И тихий оркестр разводил
Неуемную песню вразброд,
Но знали мы: солнце не встанет,
Как жертвенный город падет
От звуков протяжных, словно холмы.
И с другом у темного входа
Не знали мы, что же нам делать.
Спадала вода с медного края в овраг,
И можно было в забвеньи заснуть
Меж глиной и теплой трубой,
Волосы под утренний ветер подставив
И уши заткнув пучками сухой травы.
ЦИКЛ «ЛЕТО ОЛИМПИАДЫ ТАКОЙ-ТО»
Летнею днéвною тучей скользя…
Долго над белым ночным стадионом…
Парки закрыты дождем.
Храм ожидает, языческой тенью застыв
Медленных тяжких колонн на закате.
И побледнев,
Ты Минотавра увидишь,
Что рыжую женщину коленями попирает.
Рядом ладонь оскорбительно нежная ляжет
Тихим листом аканфа на гипсовой вязкой простынке.
Ты не поверишь, что может ее человек
Вырвать из бешеной клубящейся тучи вверху.
Ты не поверишь,
Кожицу персика собирая во влажный комок,
Чтобы найти на ее глубине
Морскую гранитную косточку груза.
* * *
Жадную влажную рукопись ночи встряхнуть,
И я в этих свившихся росистых листах был
Меж капель, застывших в летнем полете
К Карпатам под дальние ели в голубящих глазах.

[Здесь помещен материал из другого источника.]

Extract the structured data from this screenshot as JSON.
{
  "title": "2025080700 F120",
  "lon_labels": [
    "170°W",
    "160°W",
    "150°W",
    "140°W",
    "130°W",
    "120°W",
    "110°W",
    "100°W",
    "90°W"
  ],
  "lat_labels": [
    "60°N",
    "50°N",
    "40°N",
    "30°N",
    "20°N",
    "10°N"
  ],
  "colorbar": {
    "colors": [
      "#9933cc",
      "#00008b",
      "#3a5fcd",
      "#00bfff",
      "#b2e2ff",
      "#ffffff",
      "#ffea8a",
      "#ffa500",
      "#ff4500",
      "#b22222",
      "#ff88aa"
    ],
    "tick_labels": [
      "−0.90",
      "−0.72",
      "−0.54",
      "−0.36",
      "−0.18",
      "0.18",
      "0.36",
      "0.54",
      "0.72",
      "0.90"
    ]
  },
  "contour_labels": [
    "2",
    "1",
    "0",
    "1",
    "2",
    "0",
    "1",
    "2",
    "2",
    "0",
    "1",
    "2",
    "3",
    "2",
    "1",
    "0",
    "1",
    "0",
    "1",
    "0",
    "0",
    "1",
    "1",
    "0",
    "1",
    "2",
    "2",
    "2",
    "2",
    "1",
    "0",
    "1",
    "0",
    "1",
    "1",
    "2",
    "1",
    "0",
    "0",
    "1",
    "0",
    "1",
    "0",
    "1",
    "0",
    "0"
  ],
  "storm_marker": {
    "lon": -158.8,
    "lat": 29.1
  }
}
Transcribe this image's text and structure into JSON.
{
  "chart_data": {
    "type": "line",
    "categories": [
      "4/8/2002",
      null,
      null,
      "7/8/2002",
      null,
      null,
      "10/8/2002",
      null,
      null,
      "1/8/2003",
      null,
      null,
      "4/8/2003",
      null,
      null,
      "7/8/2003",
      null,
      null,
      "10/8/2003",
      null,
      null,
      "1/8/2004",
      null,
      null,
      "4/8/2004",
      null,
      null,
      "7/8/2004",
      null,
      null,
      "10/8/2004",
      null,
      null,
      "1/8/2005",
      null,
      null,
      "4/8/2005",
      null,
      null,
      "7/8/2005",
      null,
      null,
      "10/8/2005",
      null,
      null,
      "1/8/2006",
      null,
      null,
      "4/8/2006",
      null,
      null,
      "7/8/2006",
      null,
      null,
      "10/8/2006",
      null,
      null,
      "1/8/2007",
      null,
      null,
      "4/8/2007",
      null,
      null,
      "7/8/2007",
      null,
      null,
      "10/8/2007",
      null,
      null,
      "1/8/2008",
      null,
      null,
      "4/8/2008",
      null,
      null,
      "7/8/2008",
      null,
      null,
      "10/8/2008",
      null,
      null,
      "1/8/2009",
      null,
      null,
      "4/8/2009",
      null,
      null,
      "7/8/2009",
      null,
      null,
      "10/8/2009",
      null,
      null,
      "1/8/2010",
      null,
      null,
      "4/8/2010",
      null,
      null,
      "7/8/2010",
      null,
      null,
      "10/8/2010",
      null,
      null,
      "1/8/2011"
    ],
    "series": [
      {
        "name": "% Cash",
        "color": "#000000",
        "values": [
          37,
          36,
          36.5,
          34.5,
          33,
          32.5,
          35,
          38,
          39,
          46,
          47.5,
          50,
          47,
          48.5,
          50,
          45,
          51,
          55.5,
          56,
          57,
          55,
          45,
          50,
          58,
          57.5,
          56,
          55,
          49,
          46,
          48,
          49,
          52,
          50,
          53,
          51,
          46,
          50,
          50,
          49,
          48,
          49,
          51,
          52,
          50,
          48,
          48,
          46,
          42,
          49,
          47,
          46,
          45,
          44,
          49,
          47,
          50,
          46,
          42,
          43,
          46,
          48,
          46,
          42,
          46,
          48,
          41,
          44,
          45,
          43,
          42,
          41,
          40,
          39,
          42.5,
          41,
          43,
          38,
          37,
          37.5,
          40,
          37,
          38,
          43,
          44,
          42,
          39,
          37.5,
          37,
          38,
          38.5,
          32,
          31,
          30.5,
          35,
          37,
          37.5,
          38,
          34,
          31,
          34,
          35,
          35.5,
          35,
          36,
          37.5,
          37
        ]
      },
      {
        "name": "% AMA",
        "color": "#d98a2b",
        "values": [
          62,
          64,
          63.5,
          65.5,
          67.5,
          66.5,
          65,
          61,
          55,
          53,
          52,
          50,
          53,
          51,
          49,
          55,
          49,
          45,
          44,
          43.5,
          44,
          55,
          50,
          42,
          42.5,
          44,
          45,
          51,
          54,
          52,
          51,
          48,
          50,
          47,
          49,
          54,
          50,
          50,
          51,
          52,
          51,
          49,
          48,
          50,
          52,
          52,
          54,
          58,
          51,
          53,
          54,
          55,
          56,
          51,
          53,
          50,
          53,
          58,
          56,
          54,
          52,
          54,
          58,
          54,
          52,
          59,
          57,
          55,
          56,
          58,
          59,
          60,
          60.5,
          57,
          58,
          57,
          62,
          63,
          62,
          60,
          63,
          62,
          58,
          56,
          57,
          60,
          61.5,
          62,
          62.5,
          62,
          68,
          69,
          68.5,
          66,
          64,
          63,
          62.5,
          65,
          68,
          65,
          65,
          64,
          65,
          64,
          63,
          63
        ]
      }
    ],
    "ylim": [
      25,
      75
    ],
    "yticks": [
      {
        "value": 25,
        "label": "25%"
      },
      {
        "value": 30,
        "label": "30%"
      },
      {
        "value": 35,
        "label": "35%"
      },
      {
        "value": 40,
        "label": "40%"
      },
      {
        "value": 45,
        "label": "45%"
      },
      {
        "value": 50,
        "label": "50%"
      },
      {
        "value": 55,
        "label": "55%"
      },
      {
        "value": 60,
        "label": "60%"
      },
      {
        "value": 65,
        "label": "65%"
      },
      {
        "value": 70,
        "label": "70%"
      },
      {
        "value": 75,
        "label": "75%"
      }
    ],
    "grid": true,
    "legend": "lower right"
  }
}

И в ночи отомкнул эту ночь почти —
Замочки от молнии
Скважинки черные
На пальце во тьме благодатной крутя.
Почти подступился я к жизни,
И лица знакомых
Отпуская объемным дневным поцелуем —
Чуть длящую глину его.
Но в жизни сильнее, чем губы, мне толпы
людей шелестили.
И если б от свившегося края губ до укропа
пахучего
Достать хоть губами,
Не знал бы и горя я,
Знал бы, что жизнь
Не мягкая вода, что проходит в ушах
шумом полночным,
Но только, что я покорно и нежно твердею
И воздуху тихую твердость верну.
* * *
Что же стоишь ты, от слабости нежной колени согнув,
Маргарита?
Сквозь окно
Фауста видишь затылок,
Что склонясь над огнем
Багровые держит на свет чертежи.
Подорожник зыбучий
Сминает платье твое.
Что же стоишь ты на долгом крыльце,
Маргарита?
Серый в комнате схлынул огонь —
Мефистофель из маски исчез.
Что же застыла и в заводях с кем говоришь ты,
земля?
Не так ли презрительно морщит тебя
влажная маска воды.
Если не слышу я, что ты говоришь
Потому лишь, что разным временем
сухие повязаны вены,
И медленно ты, земля, слова произносишь
И звук сырой сырой источаешь
Здесь на крыльце под мальвою огненной света.
* * *
Старится тихо вода…
Ключами звенят проходя…
Солнечными звеньями по дну проводя…
Тихо застывшую тень удильщика роняя
И тень поплавка
На морщинистой дрогнувшей возвратной воде.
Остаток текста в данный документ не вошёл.